Сказки не нашего времени - Елена Александровна Чечёткина
Шрифт:
Интервал:
Закладка:
– Они не дикари, сын. Это мы, уткиды, дикари. С рудиментарными клювами и хвостами. Но дело даже не в хвостах. Давай я тебе расскажу, как тут живут.
– Начну с самого начала. Ты ведь помнишь, как меня арестовывали – при тебе это случилось, а тебе было всего 13. Мать в ужасе застыла у стенки, а они рылись в наших вещах – только пух от подушек летел. Наконец, обнаружили тайник с «запрещённой литературой», как они это называли. Господи! Было бы просто смешно, если бы не мать и ты – твои круглые глаза на белом лице я на всю жизнь запомнил. Ну, и что они нашли? Развлекательную литературу, которую я хранил для тебя – «Три мушкетёра», детективы, фантастику. Кое-что ты уже читал, и я все боялся, что они полезут к тебе с расспросами и тоже загребут. Пронесло. Так что выходил я в наручниках, но с облегчением: вас, по крайней мере, не тронули.
– В Комиссии было неинтересно. Допросы с избиением – выбивали признание в «работе на людей». Но всё же времена были травоядные – не калечили, не убивали, а просто зачитав приговор по статье «за шпионаж» кидали живьем за Стену. Ну, всё, думаю, попал к дикарям, да еще со сломанной рукой – неаккуратно перебросили.
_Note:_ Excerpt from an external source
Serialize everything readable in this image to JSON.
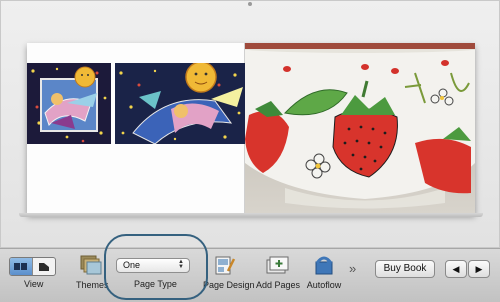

А теперь то ли сожгут, то ли сожрут. Пока я размышлял, что лучше, подъехала машина, вышли из нее двое с носилками и отвезли в больницу. Там в хирургическом отделении обработали мою руку, и я сразу же попросил заодно удалить хвост. Посмеялись, удалили. Записали на пластику носа, когда окрепну. И перевели в миграционный Центр, на долечивание и адаптацию.
– В Центре много наших обнаружилось. Кого за книги, кого за неподобающий образ мыслей, кого по дури… Народ пестрый. Те, у кого мозги еще не отсохли, быстренько расставались с хвостами и клювами, а потом пропадали в библиотеке и в лектории. Другие всё рыдали об «ошибке» и просились обратно, искупать. Уж не знаю, что там с ними дальше делали, потому что как только я окреп и начитался – сразу окунулся в «застенную» жизнь. Хорошая жизнь оказалась! Поездил по свету, посмотрел, как люди живут. Живут, надо тебе сказать, очень по-разному. Язык, обычаи, степень свободы, богатство и бедность, государственное устройство – всё разное. Но нигде не живут так глупо, как у нас. Нигде люди не деградируют так страшно.
– И стало мне обидно за свое отечество. Стал изучать историю нашей страны – и ужаснулся. Будто какой-то психованный экспериментатор забавлялся, ставил опыты с заведомо отрицательным результатом. Были, конечно, и относительно светлые времена, но потом все снова скатывалось в пропасть. Снова поднимались – и снова падали, как неваляшка. А на этом шутовском фоне другие страны развивались: медленно, с трудом, с временными отступлениями, но в целом вперёд. Главное, если страна развивается, то и люди в ней тоже: становятся более свободными, ответственными, добрыми, достойными.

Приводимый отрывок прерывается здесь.